On the left, a proposed layout for a gallery show. On the right, the conceptual design of the show.
The challenge of creativity is the discipline of harnessing, utilizing, and focusing the primal energy of our minds and bodies. The tangible results of the practice of this discipline are artifacts. At a first approximation, we can distinguish our artifacts into two broad categories; Juju and art. Juju refers to pieces that have lost the power of informing present decisions. Art refers to pieces that carry meaning as decision points in a present context. First we achieve conscious competency, which then becomes unconscious competency. The distinction is purely one of cognition, artifacts that are once classified as art become juju once the lessons learned in its creation are subliminal and put out of conscious mind.
These artifacts, whether considered juju or art, are a subset of the known objects of the universe. An object carries contextual meaning beyond its platonic essence by virtue of its creator. Much of the focus and work of modern art has been the search to shortcut this process. A found object is one which carries contextual meaning by virtue of having been found and placed deliberately in a different context. It is not just the creator, but the organizer or viewer, who imparts relevant meaning to an object according to the modern artist.
Mr. Buchanan-Smith has always been interested in the small stuff. For his thesis project at the School of Visual Arts, which he later turned into a book, “Speck: A Curious Collection of Uncommon Things,” published by Princeton Architectural Press, he invited artists and other obsessives to explore everyday ephemera — things like dust, the inside of a pocketbook, the bottoms of sneakers — in words and pictures.

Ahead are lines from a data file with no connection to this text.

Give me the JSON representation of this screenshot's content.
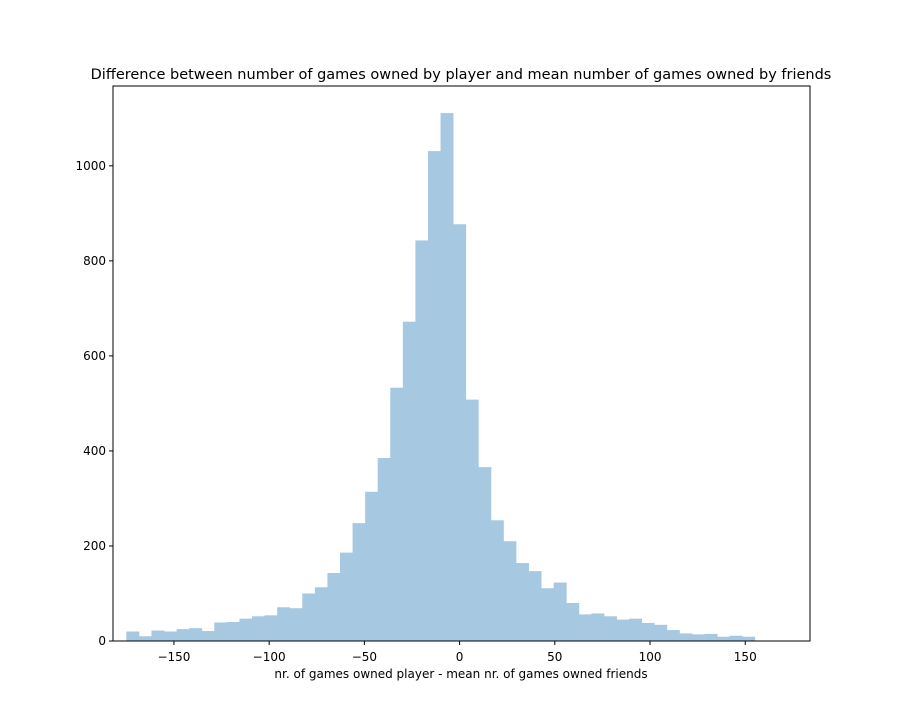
{
  "chart_data": {
    "type": "bar",
    "title": "Difference between number of games owned by player and mean number of games owned by friends",
    "xlabel": "nr. of games owned player -  mean nr. of games owned friends",
    "ylabel": "",
    "xlim": [
      -182,
      184
    ],
    "ylim": [
      0,
      1168
    ],
    "xticks": [
      -150,
      -100,
      -50,
      0,
      50,
      100,
      150
    ],
    "xtick_labels": [
      "−150",
      "−100",
      "−50",
      "0",
      "50",
      "100",
      "150"
    ],
    "yticks": [
      0,
      200,
      400,
      600,
      800,
      1000
    ],
    "ytick_labels": [
      "0",
      "200",
      "400",
      "600",
      "800",
      "1000"
    ],
    "bar_color": "#a6c8e0",
    "bin_start": -175,
    "bin_width": 6.6,
    "values": [
      20,
      10,
      22,
      20,
      25,
      27,
      21,
      39,
      40,
      47,
      52,
      54,
      71,
      69,
      100,
      113,
      143,
      186,
      248,
      314,
      385,
      533,
      672,
      843,
      1031,
      1111,
      877,
      508,
      366,
      254,
      210,
      164,
      147,
      111,
      123,
      80,
      56,
      58,
      52,
      45,
      47,
      38,
      34,
      23,
      16,
      14,
      15,
      9,
      11,
      9
    ],
    "grid": false,
    "legend": "none"
  }
}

Kim Hastreiter, an editor of Paper magazine and his former boss, said: “Peter is like a regular guy with an eccentric way of thinking, and he’s interested in things that function. You know he loves a Shaker table. He probably loves a yellow pencil or a bar of Ivory soap or a paper clip or a well-designed tube of toothpaste. It’s all about stuff that’s what it is. That’s an idea that’s really popular right now.”
New York Times, 2010
The point is valid, but trivial. To demonstrate that we can find things and place them elsewhere is the act of being alive, but I am unconvinced that a demonstrator in this sense should be classified as a creative artist. To redefine art and artist this broadly renders it meaningless as a distinctive descriptor. Yes, it is a valid choice to blanch any construct of meaning in a logical sense, but the point of creating descriptors is to render meaningful distinctions in order to make sense of our world.
Words, categories and ontologies are only what we make of them. True mastery of any discipline, including language, is the ability to direct one's unconscious according to will. Modern art's logical progression is using conscious energy to unfocus conscious decision making. Everything becomes valid as an artistic choice, which is the same as saying that nothing is valid. The fissure is evident in the wider culture. There is the insular, epistemological closure of the art world and its obsessive concern with context coupled with the wider public's disdain and distrust for art. If anything can carry any meaning, then meaning is voided. The point has been demonstrated, yes, we can render our world meaningless, but why would we choose to do this once we realize we can make that choice?
Besides, creative nihilism is such a drag.